I gave you something back….

I slipped my feet out of my pumps and stared out my window at the freeway ramp starting to back up with traffic. I tried to retrace my encounter with Weiscz.

He was an animal who never had a chance of seeing the light of day. Still, I felt there had almost been a moment with him, a bond. All he wanted in that hellhole was to see what he looked like. I gave you something back.

So what did he give me?

“You think I give a shit about your dead niggers?” he had seethed. “Long live Chimera,” he had hollered as they put him under….

Then, slowly, my mind settled on it.

“Maybe one of your own assholes has come to his senses. Maybe that’s what it was, an inside job.”

I didn’t know if I had gone off the deep end or what. Was I reaching for something that wasn’t there? Was Weiscz actually telling me something he could never be held accountable for?

An inside job…

I dialed Estes at Pelican Bay. “Any of your inmates up there ever been an ex-cop?” I asked.

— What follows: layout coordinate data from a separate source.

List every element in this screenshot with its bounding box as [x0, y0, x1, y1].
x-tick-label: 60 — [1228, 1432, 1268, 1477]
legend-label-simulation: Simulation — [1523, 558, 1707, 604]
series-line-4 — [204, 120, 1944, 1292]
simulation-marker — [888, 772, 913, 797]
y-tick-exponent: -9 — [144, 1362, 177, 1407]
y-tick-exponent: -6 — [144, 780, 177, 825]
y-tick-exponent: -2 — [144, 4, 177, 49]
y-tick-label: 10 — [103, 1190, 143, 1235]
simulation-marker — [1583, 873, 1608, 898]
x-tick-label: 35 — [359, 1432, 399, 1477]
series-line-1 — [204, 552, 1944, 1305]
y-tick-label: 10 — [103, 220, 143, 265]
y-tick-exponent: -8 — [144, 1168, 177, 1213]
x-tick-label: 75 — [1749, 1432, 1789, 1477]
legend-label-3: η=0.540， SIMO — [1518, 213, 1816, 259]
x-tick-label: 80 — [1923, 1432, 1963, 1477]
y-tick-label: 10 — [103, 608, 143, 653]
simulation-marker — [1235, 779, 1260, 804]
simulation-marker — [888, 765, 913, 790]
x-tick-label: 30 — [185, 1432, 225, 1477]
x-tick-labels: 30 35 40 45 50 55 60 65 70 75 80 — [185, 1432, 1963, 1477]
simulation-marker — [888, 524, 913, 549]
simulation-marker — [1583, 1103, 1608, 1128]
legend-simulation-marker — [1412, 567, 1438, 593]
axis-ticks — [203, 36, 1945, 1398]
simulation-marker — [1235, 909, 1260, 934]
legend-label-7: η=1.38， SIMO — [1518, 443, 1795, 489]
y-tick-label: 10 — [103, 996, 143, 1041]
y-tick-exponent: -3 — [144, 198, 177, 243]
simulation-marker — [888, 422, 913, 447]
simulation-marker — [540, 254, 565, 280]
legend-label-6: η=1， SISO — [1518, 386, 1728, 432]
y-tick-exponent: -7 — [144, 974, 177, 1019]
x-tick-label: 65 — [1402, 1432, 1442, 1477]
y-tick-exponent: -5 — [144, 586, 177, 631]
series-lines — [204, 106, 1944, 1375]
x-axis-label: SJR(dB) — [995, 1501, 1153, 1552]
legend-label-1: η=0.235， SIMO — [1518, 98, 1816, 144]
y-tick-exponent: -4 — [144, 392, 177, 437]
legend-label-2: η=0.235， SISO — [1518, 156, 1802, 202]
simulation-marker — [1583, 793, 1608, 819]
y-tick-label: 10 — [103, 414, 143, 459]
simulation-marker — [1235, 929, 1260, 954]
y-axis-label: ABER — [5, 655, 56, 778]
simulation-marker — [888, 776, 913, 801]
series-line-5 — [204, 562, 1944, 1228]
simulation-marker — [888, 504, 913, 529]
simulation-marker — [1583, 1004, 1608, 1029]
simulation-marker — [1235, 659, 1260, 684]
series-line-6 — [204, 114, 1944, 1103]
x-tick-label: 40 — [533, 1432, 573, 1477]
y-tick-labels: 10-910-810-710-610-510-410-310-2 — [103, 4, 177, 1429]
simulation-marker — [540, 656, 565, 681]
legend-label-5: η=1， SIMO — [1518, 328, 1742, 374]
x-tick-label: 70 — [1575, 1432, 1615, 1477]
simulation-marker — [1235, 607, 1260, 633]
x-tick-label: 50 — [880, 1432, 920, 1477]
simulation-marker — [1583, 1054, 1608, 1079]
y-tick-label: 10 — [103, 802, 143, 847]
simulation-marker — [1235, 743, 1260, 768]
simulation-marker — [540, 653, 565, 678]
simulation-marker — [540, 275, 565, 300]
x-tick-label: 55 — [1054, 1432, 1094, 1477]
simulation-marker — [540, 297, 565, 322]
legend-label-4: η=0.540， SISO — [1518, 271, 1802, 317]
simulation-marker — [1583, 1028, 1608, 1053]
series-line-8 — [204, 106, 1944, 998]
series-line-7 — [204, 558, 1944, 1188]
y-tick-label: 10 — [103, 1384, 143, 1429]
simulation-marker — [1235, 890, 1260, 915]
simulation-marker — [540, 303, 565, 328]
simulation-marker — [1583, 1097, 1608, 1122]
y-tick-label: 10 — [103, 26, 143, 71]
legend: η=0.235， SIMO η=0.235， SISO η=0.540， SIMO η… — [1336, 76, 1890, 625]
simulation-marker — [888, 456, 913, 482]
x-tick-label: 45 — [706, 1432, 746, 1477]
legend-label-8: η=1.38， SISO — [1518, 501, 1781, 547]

“A cop…?” The warden paused.

“Yeah.” I explained why I wanted to know.

“Excuse my French,” Estes shot back, “but Weiscz was fucking with you. He was trying to get inside your head. The bastard hates cops.”

“You didn’t answer my question, Warden.”

“A cop…?” Estes grunted a derisive snort. “We had a bad narcotics inspector out of L.A., Bellacora. Shot three of his informants. But he was transferred out. To my knowledge, he’s still in Fresno.” I remembered reading about the Bellacora case. It was as dirty and low as law enforcement got.

“We had a customs inspector, Benes, who on the side was running a dope ring at San Diego Airport.”

“Anyone else?”

“No, not in my six years.”

“What about before that, Estes?”

He grunted impatiently. “How far back do you want me to go, Lieutenant?”